Milhões de chineses sem noiva para levar ao altar
Esta investigação, conduzida pela Academia Chinesa de Ciências Sociais, sublinha os impactos nefastos do que é descrito como o "mais sério problema demográfico" da população chinesa de 1,3 mil milhões de pessoas, encontrando as causas de raiz na "extremamente comum" prática de abortos selectivos, sobretudo nas regiões rurais, e na tendência em crescendo de os jovens casais urbanos optarem por não ter filhos.
Os factores que conduziram à situação de baixa fertilidade e, em especial, à prática de abortar bebés do sexo feminino são, porém, "de natureza muito complexa", é ainda sublinhado no extenso estudo agora publicado em livro por aquele think tank patrocinado pelo Estado. Para este cenário contribuem como "factores principais" o deficiente planeamento familiar do país - restringindo o número de filhos que os chineses podem ter -, assim como o "imaturo" sistema de segurança social.
Neste enquadramento, as pessoas tendem a querer ter apenas filhos do sexo masculino (quando desejam tê-los), os quais oferecem um maior potencial de ganhos na idade adulta e assim aumentam as possibilidades de poderem assistir os pais na velhice.
Os responsáveis pelo estudo instam o Governo chinês a suavizar a chamada política de um só filho, implementada em 1979 (com excepções dadas aos agricultores, minorias étnicas e outros pequenos grupos populacionais) para conter a explosão demográfica então verificada - avaliam os sociólogos que esta política impediu pelo menos 400 milhões de nascimentos. E urgem igualmente as autoridades a estudarem a possibilidade de encorajar "casamentos com pessoas de outros países", para tentar evitar o impacto social e económico negativo do desequilíbrio entre sexos.
Menina não nasceA prática abortiva de fetos femininos, sublinha o estudo, intitulado Estrutura Social Contemporânea da China, é particularmente incidente nas áreas rurais da China, onde persiste uma "preferência cultural" centenária por filhos do sexo masculino e onde, de resto, a introdução da ecografia pelos finais da década de 1980 veio aumentar ainda mais o número de gravidezes a serem interrompidas quando é detectado um bebé do sexo feminino.
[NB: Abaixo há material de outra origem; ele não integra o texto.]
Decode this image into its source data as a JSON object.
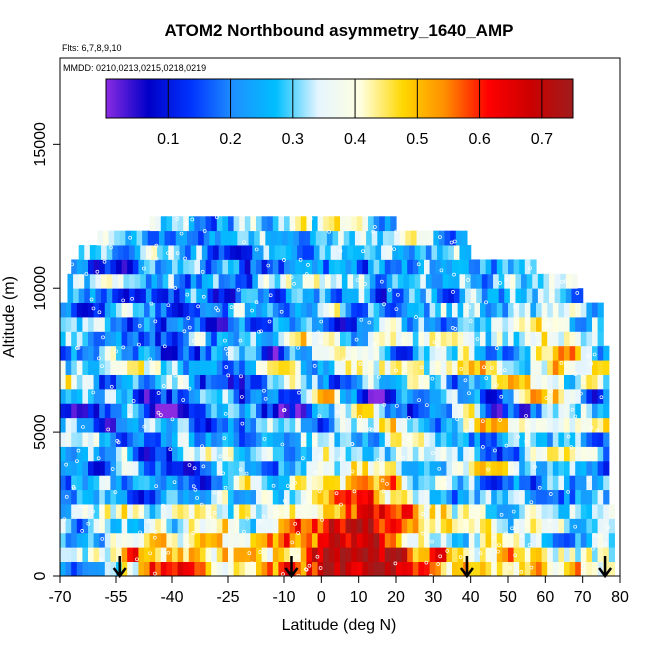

As estatísticas oficiais mais recentes, de 2005, dão conta de que nascem apenas 100 raparigas por cada 119 rapazes no país - desequilíbrio que se acentua para um rácio de 100/130 em algumas das províncias chinesas -, levando os cientistas sociais a crerem que muitos homens, sobretudo nas zonas mais pobres, vão permanecer solteiros durante toda a vida. A Comissão Nacional para a População e Planeamento Familiar chinesa define como "normal" uma diferença de nascimentos nas 100 raparigas para 103 a 107 rapazes.
"A hipótese de um homem com mais de 40 anos numa região rural casar será raríssima. E o problema é particularmente grave nestas áreas, onde os agricultores idosos dependem quase exclusivamente dos filhos. O que vai acontecer é que estes homens tornar-se-ão mais dependentes da segurança social conforme envelhecerem e terão menos recursos familiares nos quais confiar", avaliava um dos responsáveis pelo estudo, Wang Guangzhou, ao jornal chinês sino-anglo-saxónico Global Times.
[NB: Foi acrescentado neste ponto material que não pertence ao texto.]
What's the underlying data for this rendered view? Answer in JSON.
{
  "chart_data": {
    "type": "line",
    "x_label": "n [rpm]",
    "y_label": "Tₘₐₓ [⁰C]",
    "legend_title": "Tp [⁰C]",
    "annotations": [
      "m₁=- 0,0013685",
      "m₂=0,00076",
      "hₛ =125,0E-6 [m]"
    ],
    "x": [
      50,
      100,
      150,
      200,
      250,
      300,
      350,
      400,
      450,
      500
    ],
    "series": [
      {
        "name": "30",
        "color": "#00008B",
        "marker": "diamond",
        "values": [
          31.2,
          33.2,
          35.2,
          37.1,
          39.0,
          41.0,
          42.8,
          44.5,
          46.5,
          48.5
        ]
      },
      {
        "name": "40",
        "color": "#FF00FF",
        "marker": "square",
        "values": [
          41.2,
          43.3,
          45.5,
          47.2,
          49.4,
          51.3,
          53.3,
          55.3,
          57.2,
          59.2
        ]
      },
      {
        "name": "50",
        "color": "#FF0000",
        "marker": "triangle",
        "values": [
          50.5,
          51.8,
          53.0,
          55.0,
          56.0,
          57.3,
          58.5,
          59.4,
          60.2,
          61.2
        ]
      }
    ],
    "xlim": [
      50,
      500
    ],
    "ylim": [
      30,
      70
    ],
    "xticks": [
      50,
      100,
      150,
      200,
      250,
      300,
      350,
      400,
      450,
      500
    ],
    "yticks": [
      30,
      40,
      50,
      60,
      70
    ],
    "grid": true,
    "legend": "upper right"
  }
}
O investigador considerou também que, em consequência, é de contar que a diferença de idades entre membros do casal tenda a alargar, registando-se cada vez mais casamentos intergeracionais ou em que a mulher é bem mais velha do que o homem, algo actualmente incomum no país.
Outro sociólogo envolvido no estudo, e igualmente ouvido por aquele diário, avançou ainda que os homens oriundos das regiões mais pobres da China ver-se-ão forçados a resignar-se a permanecer solteiros: isto poderá levar à "quebra das linhas familiares", apontou Wang Yuesheng.Prostituição e tráfico
O Global Times, citando dados da Comissão Nacional para a População e Planeamento Familiar, apontava ainda uma outra brutal consequência do já existente desequilíbrio demográfico: os raptos e o tráfico de mulheres são "galopantes" nas regiões do país em que há excedente no número de homens.
Casamentos ilegais e prostituição forçada são outros dois fenómenos problemáticos nestas zonas da China, frequentemente atribuídos à diferença nos números de homens e mulheres na população. Em muitas regiões do país houve um esforço por parte das autoridades para reduzir o número de abortos selectivos, tendo sido banido o recurso às ecografias ou a divulgação do sexo do feto quando estas são realizadas.
O Governo chinês lançou também, há dez anos, a campanha "cuidar das raparigas", oferecendo incentivos monetários às famílias rurais sem filhos do sexo masculino - mas viria em 2007 a reconhecer que o programa não fora bem sucedido.